Gold and especially silver have already come much further than I originally expected at this stage of the game. I was looking for gold around $1650 and silver at $50 by the top of this C-wave. Silver has already reached that level and gold tagged $1575 yesterday. This has unfolded in only the first two daily cycles. The third daily cycle is where the real parabolic gains are going to occur.


The third and last daily cycle higher during the semi parabolic move in `09 added 200 points in a little over a month.


The coming parabolic move will be significantly more powerful than what happened in `09 as this will be a final C-wave move. We should easily see a 300- 350 point move in gold and it’s anyone’s guess as to how far silver rallies during the final parabolic finish. $65 or even $70 isn’t out of the question.

Now for the downside. The final dollar collapse is also going to drive the rest of the commodity markets wildly higher. That will include the energy markets. Oil is due for a brief move down into its cycle low this week too. Once that has run it’s course we will see oil soar higher, possibly even reaching the `07 high of $150.

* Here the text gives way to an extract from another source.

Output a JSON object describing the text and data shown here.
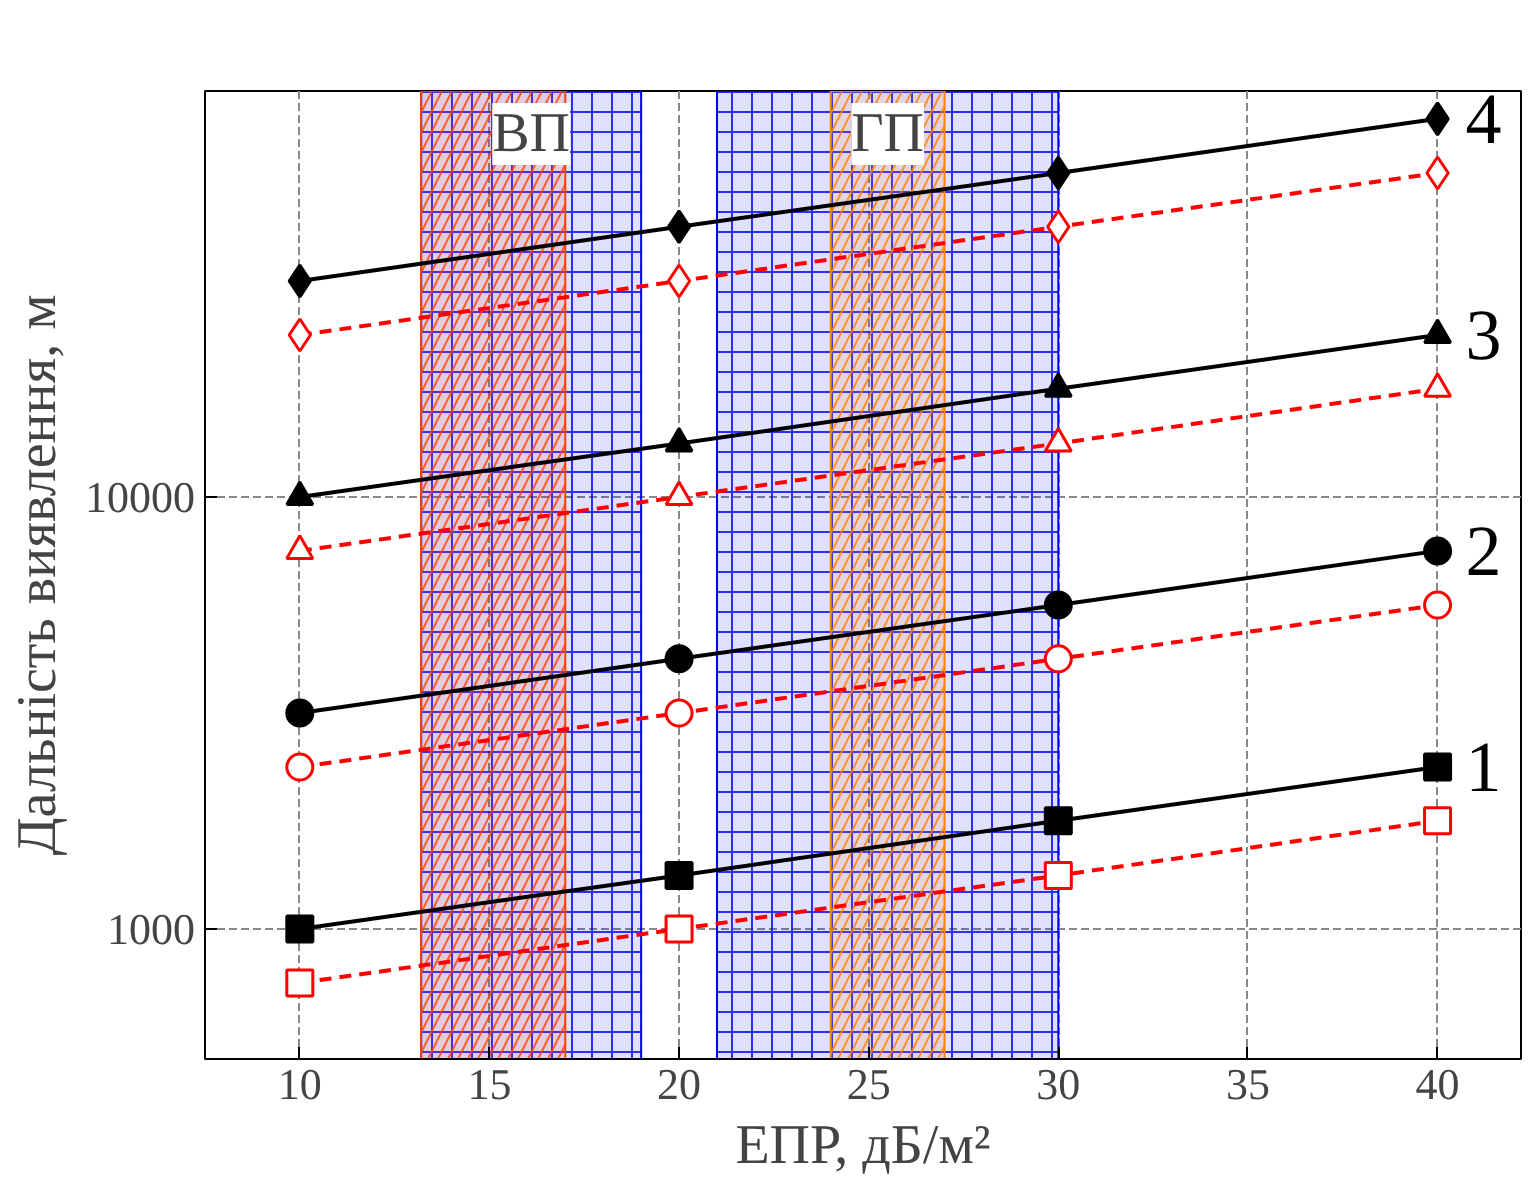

$150 oil collapsed the global economy in `07 and the economy was in much better shape with much lower unemployment than it is now. In an environment of already high unemployment $150 oil and soaring food prices are going to drive the global economy into a recession even worse than what we suffered in `08. 

Social conflict in the middle east and many emerging economies is going to intensify. People in depressed countries already can’t buy food to feed their families, what do you think will be the response if food prices double again?

The world is about to pay the price for Bernanke’s attempt to print prosperity and it is going to be a very steep price and cost many lives.